READ MORE: Eton sorry after 'racist' abuse towards state schoolgirls

By contrast, the Turkish government does have a history of blaming the PKK for acts done by third parties or even by the government themselves. And, as in 2015, the Turkish government and jihadi militants, who work closely together in the occupation of parts of northern Syria, would be the winners from any terrorist attack that could be blamed on the Kurds.

Both want to see the Kurds discredited at home and abroad, and both would welcome the excuse created by this scenario to carry out an attack on Kobane.

The next Turkish election – for both parliament and president – must take place by June next year, and widespread economic hardship has lost President Erdogan and his AKP a lot of support.

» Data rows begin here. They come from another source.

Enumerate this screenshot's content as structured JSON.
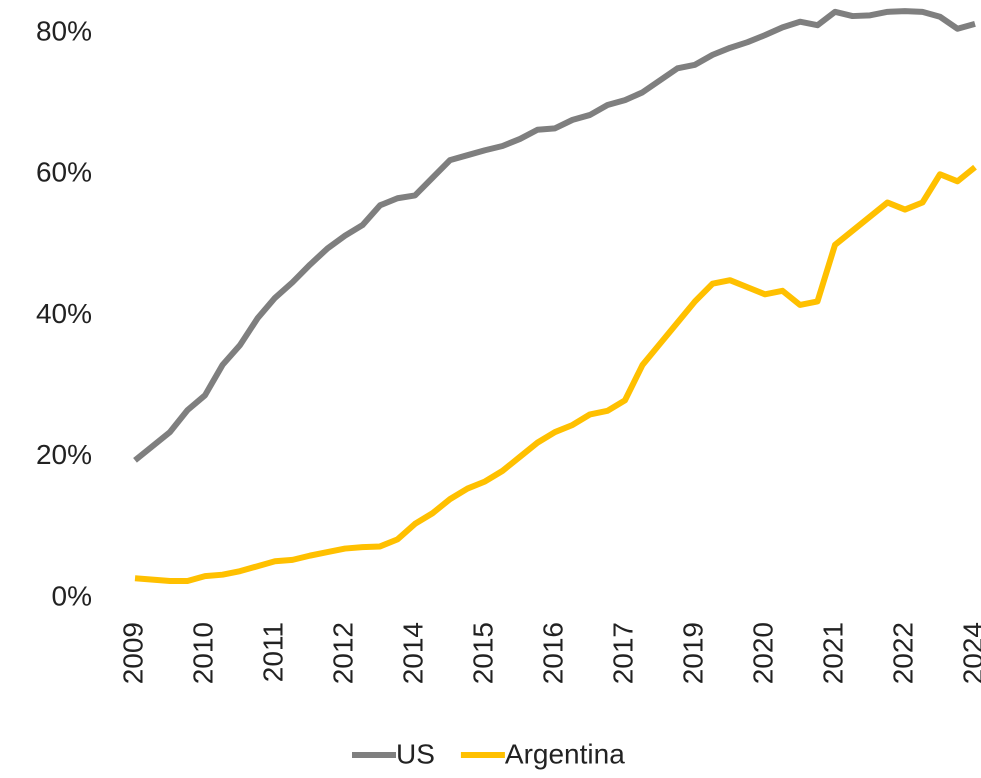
{
  "chart_data": {
    "type": "line",
    "categories": [
      "2009",
      null,
      null,
      null,
      "2010",
      null,
      null,
      null,
      "2011",
      null,
      null,
      null,
      "2012",
      null,
      null,
      null,
      "2014",
      null,
      null,
      null,
      "2015",
      null,
      null,
      null,
      "2016",
      null,
      null,
      null,
      "2017",
      null,
      null,
      null,
      "2019",
      null,
      null,
      null,
      "2020",
      null,
      null,
      null,
      "2021",
      null,
      null,
      null,
      "2022",
      null,
      null,
      null,
      "2024"
    ],
    "series": [
      {
        "name": "US",
        "color": "#7f7f7f",
        "values": [
          19.5,
          21.5,
          23.5,
          26.6,
          28.7,
          33,
          35.8,
          39.6,
          42.5,
          44.7,
          47.2,
          49.5,
          51.3,
          52.8,
          55.6,
          56.6,
          57,
          59.5,
          62,
          62.7,
          63.4,
          64,
          65,
          66.3,
          66.5,
          67.7,
          68.4,
          69.8,
          70.5,
          71.6,
          73.3,
          75,
          75.5,
          76.9,
          77.9,
          78.7,
          79.7,
          80.8,
          81.6,
          81.1,
          83,
          82.4,
          82.5,
          83,
          83.1,
          83,
          82.3,
          80.6,
          81.3
        ]
      },
      {
        "name": "Argentina",
        "color": "#ffc000",
        "values": [
          2.8,
          2.6,
          2.4,
          2.4,
          3.1,
          3.3,
          3.8,
          4.5,
          5.2,
          5.4,
          6,
          6.5,
          7,
          7.2,
          7.3,
          8.3,
          10.5,
          12,
          14,
          15.5,
          16.5,
          18,
          20,
          22,
          23.5,
          24.5,
          26,
          26.5,
          28,
          33,
          36,
          39,
          42,
          44.5,
          45,
          44,
          43,
          43.5,
          41.5,
          42,
          50,
          52,
          54,
          56,
          55,
          56,
          60,
          59,
          61
        ]
      }
    ],
    "ylim": [
      0,
      85
    ],
    "yticks": [
      {
        "value": 0,
        "label": "0%"
      },
      {
        "value": 20,
        "label": "20%"
      },
      {
        "value": 40,
        "label": "40%"
      },
      {
        "value": 60,
        "label": "60%"
      },
      {
        "value": 80,
        "label": "80%"
      }
    ],
    "grid": false,
    "legend": "bottom"
  }
}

He has not achieved the vote-winning victory he has been looking for, despite extensive military actions against the PKK in their mountain bases, where there have been repeated allegations of Turkish use of banned chemical weapons; and, thus far, the United States and Russia have not sanctioned another full-scale Turkish attack on the Autonomous Administration of North and East Syria.

“Kurdish” threats to domestic security, or a war against Kobane, could be used to incite people to rally round the government, and to force the mainstream opposition group, centred round the Republican People’s Party (CHP), to come in behind the government’s actions. No other politicians would dare work with the pro-Kurdish Peoples’ Democratic Party (HDP), and if the HDP were to be closed down, as currently threatened, crucial Kurdish voters would have no one to whom they could give their vote.

The Istanbul bomb makes no sense as an attack by the Kurds, but every sense as an attack against them.

And there are very real fears that this bombing may be just the beginning of some very bloody months.